Lemon and fish can’t go wrong, and the recipe for “Miso Salmon with Asparagus and Carrots,” from Martha Stewart, is surprisingly quick to cook.

I’ve played with these flavor combos many times before, on CamilleCooks. Couscous is always easy to prep, and these vegetables are easy to chop. Enjoy the rewards, here.

Couscous (1 cup) = .70¢
Lemon (1) = .86¢
Scallions (1 bunch) = $3.31
Carrots (4) = $1.21
Salmon (4 fillets) = $13.12
Asparagus (1 lb.) = $3.72

PREP TIME: soak couscous, chop veg, cook fish in less than an hour
TASTE: lemon, salmon, carrots, scallions, asparagus atop pillowy couscous

Next time, I will try the divine “Sweet Corn Madeleines,” from the May/June 2018 issue of Bake From Scratch.
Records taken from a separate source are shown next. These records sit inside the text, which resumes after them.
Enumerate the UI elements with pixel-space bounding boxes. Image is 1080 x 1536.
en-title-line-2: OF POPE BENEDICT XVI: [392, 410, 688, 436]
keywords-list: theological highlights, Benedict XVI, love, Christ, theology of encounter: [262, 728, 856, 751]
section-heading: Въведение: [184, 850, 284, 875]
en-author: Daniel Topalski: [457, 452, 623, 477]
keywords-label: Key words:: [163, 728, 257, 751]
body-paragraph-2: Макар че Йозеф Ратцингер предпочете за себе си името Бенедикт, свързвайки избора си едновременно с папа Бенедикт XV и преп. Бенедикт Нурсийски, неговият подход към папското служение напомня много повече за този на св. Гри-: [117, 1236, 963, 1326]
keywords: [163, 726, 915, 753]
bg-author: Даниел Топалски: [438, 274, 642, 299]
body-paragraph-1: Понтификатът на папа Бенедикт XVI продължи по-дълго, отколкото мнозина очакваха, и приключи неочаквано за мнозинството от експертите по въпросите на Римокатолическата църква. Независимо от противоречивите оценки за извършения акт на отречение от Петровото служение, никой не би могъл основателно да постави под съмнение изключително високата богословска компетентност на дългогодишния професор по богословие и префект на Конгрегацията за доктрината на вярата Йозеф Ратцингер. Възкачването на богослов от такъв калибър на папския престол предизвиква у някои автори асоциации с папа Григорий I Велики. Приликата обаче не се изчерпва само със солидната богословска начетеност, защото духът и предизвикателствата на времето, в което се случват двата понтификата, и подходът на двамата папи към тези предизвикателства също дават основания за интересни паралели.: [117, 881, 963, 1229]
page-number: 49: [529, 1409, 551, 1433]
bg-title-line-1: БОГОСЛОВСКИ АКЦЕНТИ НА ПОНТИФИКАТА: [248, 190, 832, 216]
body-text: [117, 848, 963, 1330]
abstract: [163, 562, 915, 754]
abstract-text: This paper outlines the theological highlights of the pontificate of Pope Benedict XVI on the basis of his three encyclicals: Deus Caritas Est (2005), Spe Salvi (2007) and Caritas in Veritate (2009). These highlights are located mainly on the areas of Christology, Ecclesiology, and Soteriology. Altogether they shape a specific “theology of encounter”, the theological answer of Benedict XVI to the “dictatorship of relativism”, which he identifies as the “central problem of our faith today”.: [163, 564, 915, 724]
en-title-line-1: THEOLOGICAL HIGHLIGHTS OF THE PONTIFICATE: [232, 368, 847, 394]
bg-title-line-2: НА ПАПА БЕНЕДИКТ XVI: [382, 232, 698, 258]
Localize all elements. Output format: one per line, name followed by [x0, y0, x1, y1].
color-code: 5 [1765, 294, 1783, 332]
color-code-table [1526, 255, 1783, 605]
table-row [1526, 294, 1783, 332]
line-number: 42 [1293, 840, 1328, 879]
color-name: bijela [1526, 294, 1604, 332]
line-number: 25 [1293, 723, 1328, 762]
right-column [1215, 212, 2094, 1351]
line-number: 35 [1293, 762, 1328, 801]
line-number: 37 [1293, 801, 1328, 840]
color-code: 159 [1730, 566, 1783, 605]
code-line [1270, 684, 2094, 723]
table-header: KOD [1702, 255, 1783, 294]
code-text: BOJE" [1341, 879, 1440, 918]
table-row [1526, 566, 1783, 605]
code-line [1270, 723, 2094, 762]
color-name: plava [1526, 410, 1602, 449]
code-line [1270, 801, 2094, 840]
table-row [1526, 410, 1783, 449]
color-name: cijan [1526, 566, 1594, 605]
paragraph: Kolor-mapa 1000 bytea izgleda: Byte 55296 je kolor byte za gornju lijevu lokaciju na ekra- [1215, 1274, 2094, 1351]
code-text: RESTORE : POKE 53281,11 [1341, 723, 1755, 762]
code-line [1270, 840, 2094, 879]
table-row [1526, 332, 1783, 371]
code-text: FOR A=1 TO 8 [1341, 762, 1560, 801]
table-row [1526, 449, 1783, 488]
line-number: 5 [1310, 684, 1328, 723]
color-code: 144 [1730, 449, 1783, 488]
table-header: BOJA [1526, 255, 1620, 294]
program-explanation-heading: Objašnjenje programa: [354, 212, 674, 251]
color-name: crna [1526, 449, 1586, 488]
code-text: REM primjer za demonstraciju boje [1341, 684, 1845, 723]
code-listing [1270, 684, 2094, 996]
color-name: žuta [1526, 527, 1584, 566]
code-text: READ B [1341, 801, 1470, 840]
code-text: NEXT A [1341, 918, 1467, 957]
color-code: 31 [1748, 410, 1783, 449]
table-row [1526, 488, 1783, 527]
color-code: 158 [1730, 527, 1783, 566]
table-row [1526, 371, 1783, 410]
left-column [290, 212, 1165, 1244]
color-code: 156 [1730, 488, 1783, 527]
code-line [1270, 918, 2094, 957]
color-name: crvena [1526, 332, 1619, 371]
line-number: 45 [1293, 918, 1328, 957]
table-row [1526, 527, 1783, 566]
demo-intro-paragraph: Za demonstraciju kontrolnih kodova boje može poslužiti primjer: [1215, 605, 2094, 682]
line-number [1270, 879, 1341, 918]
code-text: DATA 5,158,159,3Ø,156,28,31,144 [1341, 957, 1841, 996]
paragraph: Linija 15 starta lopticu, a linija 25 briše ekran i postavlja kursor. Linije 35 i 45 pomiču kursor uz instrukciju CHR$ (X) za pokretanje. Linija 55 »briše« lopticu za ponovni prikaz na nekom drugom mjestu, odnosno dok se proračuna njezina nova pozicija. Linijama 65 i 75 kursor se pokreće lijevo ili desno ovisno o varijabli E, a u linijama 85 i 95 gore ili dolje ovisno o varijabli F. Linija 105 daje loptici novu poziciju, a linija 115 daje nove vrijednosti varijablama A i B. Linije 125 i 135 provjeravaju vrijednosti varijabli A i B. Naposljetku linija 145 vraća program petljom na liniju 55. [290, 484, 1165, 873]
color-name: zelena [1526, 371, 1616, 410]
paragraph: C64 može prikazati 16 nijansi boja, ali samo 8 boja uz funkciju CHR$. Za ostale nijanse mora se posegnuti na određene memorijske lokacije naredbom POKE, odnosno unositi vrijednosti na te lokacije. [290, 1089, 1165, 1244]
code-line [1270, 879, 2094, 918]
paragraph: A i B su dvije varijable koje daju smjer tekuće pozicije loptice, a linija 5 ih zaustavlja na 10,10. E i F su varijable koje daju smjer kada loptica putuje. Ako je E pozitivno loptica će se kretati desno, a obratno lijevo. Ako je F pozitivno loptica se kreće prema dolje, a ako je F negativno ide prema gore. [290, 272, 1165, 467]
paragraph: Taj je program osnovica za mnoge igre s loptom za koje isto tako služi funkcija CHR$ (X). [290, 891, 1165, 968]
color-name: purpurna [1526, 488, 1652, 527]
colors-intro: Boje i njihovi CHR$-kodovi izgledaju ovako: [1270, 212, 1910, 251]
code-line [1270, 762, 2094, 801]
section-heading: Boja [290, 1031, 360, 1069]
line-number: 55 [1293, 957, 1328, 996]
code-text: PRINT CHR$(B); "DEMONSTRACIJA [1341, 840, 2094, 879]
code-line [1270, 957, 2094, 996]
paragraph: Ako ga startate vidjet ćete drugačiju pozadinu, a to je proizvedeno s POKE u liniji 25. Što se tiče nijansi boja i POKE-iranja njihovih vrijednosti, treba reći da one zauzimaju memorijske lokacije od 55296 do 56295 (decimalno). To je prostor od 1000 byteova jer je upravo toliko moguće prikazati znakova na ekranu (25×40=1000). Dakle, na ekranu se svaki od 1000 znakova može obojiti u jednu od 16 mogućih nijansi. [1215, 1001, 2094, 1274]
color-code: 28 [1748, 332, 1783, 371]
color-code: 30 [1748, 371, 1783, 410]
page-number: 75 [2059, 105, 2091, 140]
Come back to my site next week, to share these with me.

Sweet Corn Madeleines
Bake From Scratch, May/June 2018
Makes 12

1 1/2 eggs
1/4 cup sugar
1/2 cup fine yellow cornmeal
1/2 tsp. baking powder
1/2 tsp. fine sea salt
3/4 cup fresh sweet corn kernels
6 Tbsp. unsalted butter, melted and cooled
Garnish: confectioners’ sugar

Preheat oven to 370 degrees F. Butter and flour one 12-cup madeleine pan.

In a medium bowl, whisk together eggs and granulated sugar. In a small bowl, stir together cornmeal, baking powder, and salt. Add cornmeal mixture to egg mixture, whisking until combined. Add chopped corn and melted butter, stirring until well combined. Spoon batter into prepared cups, filling almost to top but not overflowing.

Bake until lightly golden and madeleines spring back when lightly pressed in center, 10 minutes. Remove from oven, and release madeleines. They should pop right out. If not, gently loosen with the tip of a knife or a wooden pick. Serve warm or room temperature; sprinkle with confectioners’ sugar, if desired.